朱宸濠望了他碎步疾走而去,执起壶,再续一盏茶,心下思忖:
昨夜不过是微微透了些颜色给他,今晨王思闯宫他便会“自作主张”“先斩后奏”,他亦明知皇帝不在,佯作不知,却是来我处请罪,把这事儿办得妥贴又不粘我手。这壶,他知是朱厚照亲手烧制送与我,于是不执壶斟茶却递上锦帕。此人深敛谨慎,不多言,能辨色,手段恰好,倒是颗好棋子。
钱宁。
薄唇微勾。
第42章 章四十
烛照屏影孤,月映霜甲寒。
朱宸濠听得窗棱有物事微微擦过的声响,唇角微勾,目光仍是不离桌上奏疏。一股寒气侵压过来,奏疏合上。
“小皇叔的敏锐力变差了!”朱厚照从他身后欺近,猛地把人抱个结实。
“你身上太寒。”朱宸濠却也不去推,拖着攀附身上的巨大物事走入内室。
朱厚照纠缠半晌捞不着任何久别之后的慰藉,甚至连问候也没有…… 垮了脸,悻悻自行去除身上厚袍软甲。“小皇叔,我等不及天光乘夜赶回来,外面正下霜……”

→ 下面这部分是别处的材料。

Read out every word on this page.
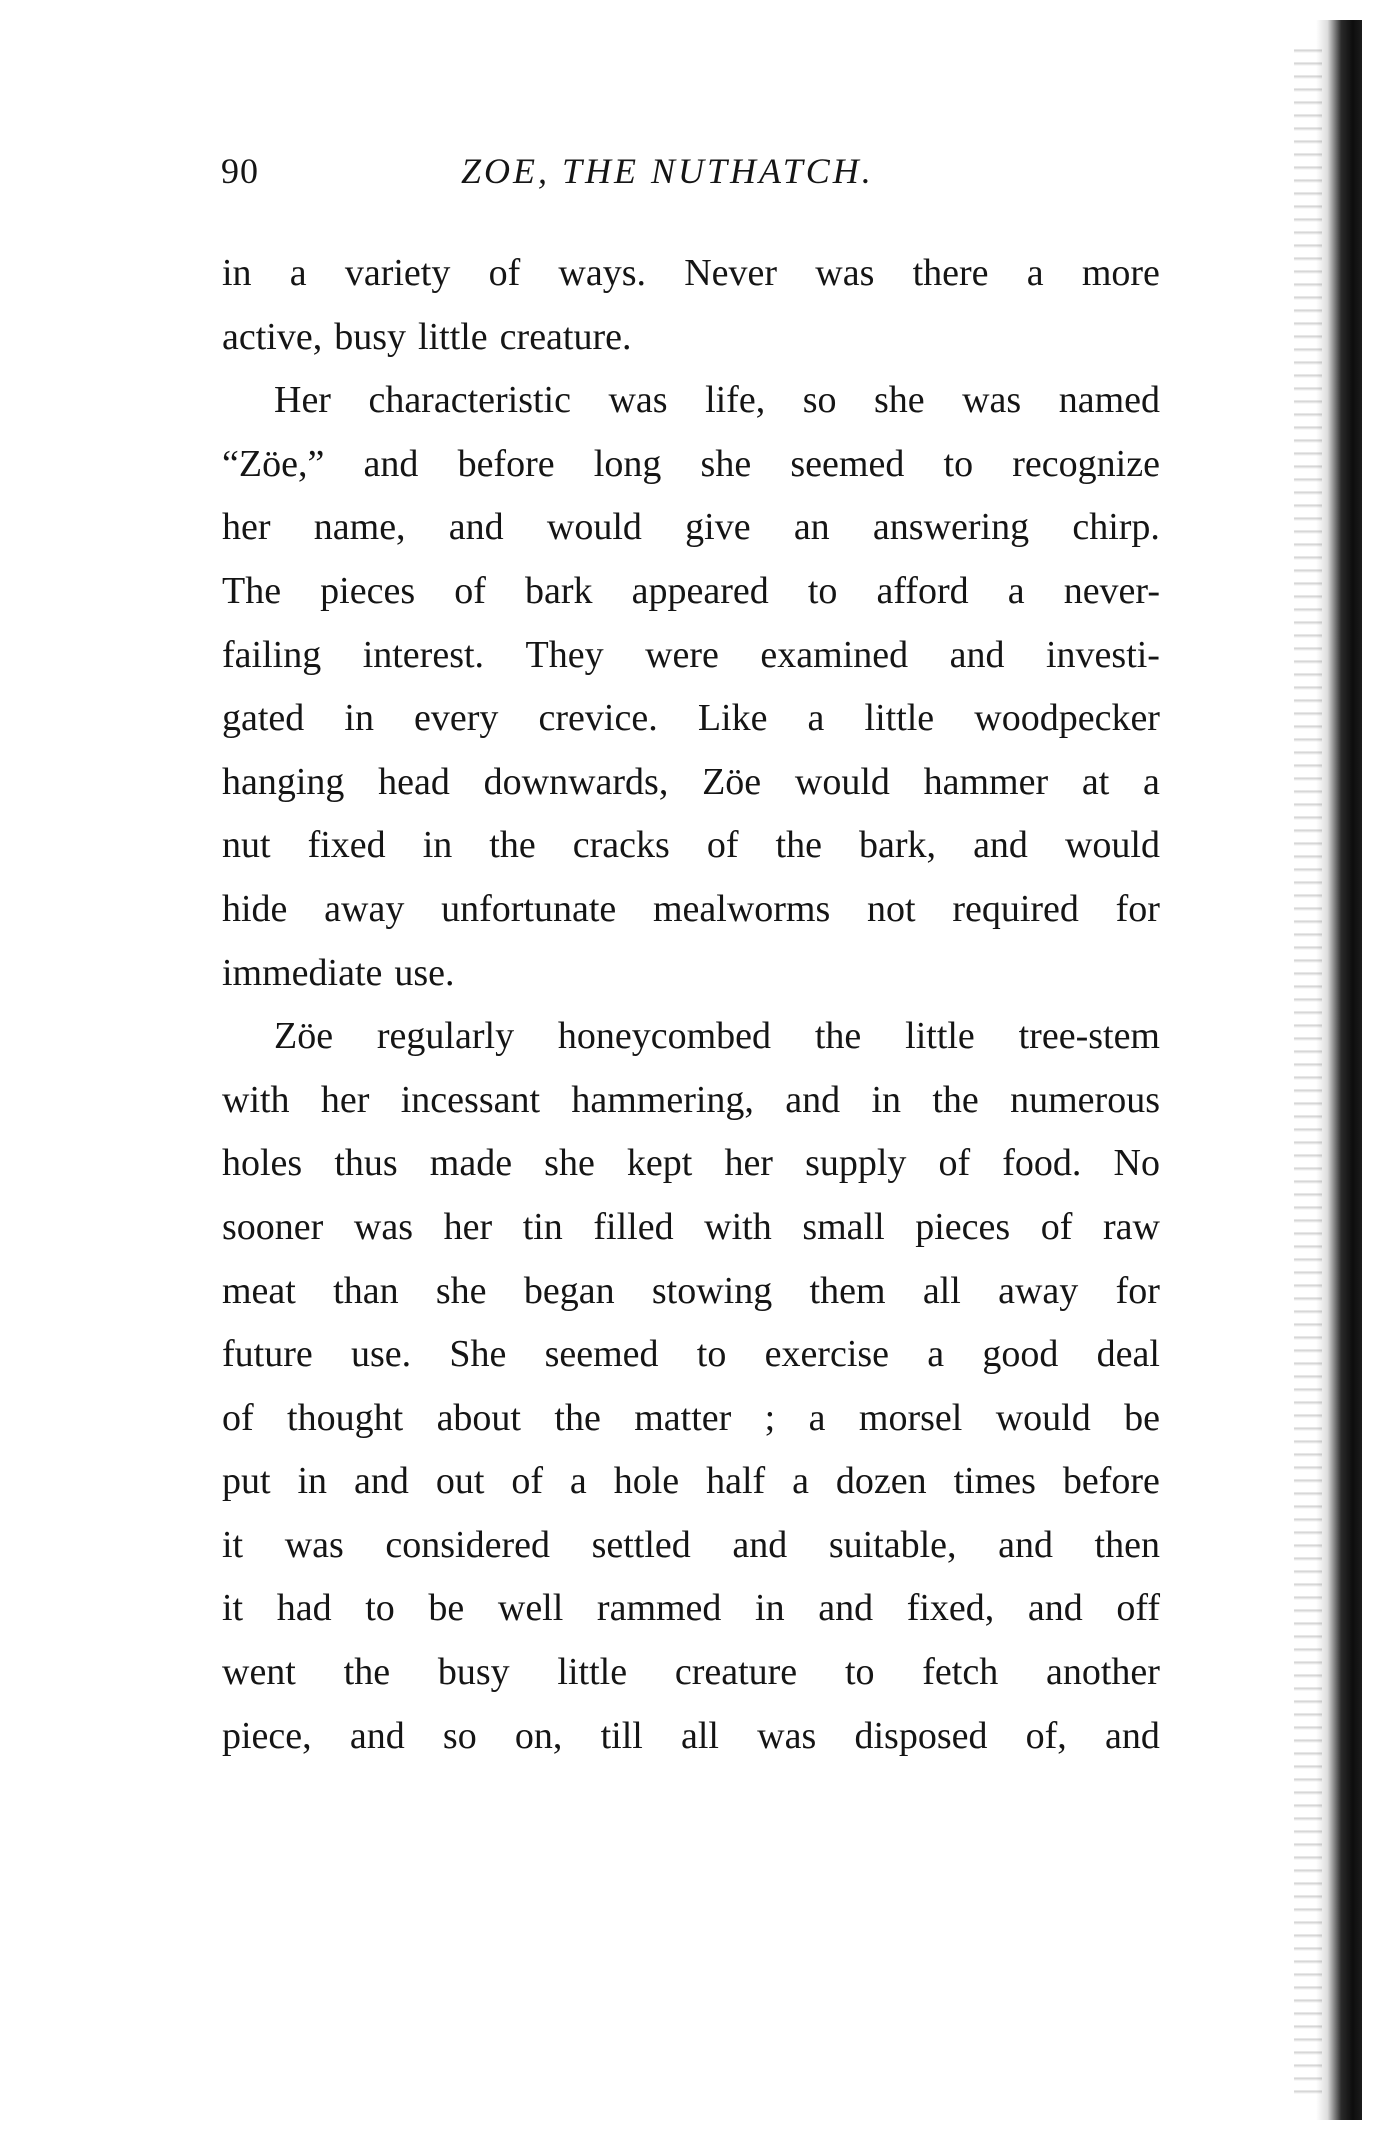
90	ZOE, THE NUTHATCH.
in a variety of ways. Never was there a more
active, busy little creature.
Her characteristic was life, so she was named
“Zöe,” and before long she seemed to recognize
her name, and would give an answering chirp.
The pieces of bark appeared to afford a never-
failing interest. They were examined and investi-
gated in every crevice. Like a little woodpecker
hanging head downwards, Zöe would hammer at a
nut fixed in the cracks of the bark, and would
hide away unfortunate mealworms not required for
immediate use.
Zöe regularly honeycombed the little tree-stem
with her incessant hammering, and in the numerous
holes thus made she kept her supply of food. No
sooner was her tin filled with small pieces of raw
meat than she began stowing them all away for
future use. She seemed to exercise a good deal
of thought about the matter ; a morsel would be
put in and out of a hole half a dozen times before
it was considered settled and suitable, and then
it had to be well rammed in and fixed, and off
went the busy little creature to fetch another
piece, and so on, till all was disposed of, and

朱宸濠瞥着他,轻哼一声:“本就是偷走,难道还想要群臣天光之后到城外迎你?”
朱厚照胡乱净手洗面之后,哧溜一下钻入暖融的床被中,伸臂搂住那人韧腰,脸来回蹭着松软沁香的长枕,蹭近那人耳侧,蹭乱他鬓角栗发,“厚照只要小皇叔一人来迎……小皇叔是一直在等我吧?”也不希冀那人会应声,拍拍软枕,唇扬眸笑:“小皇叔虽然只放一个长枕,可是这个长枕却足够两人枕靠。”
“你今年集的桂花只够填这一个软枕,一个稍嫌大,两个却又不足。”朱宸濠侧身相对,眸挑唇勾:“分明是你硬赖上来分去一半软枕。”手亦回拥住那仍不安分不断蹭近的人,指微运劲在他脊柱上按压,眉轻蹙。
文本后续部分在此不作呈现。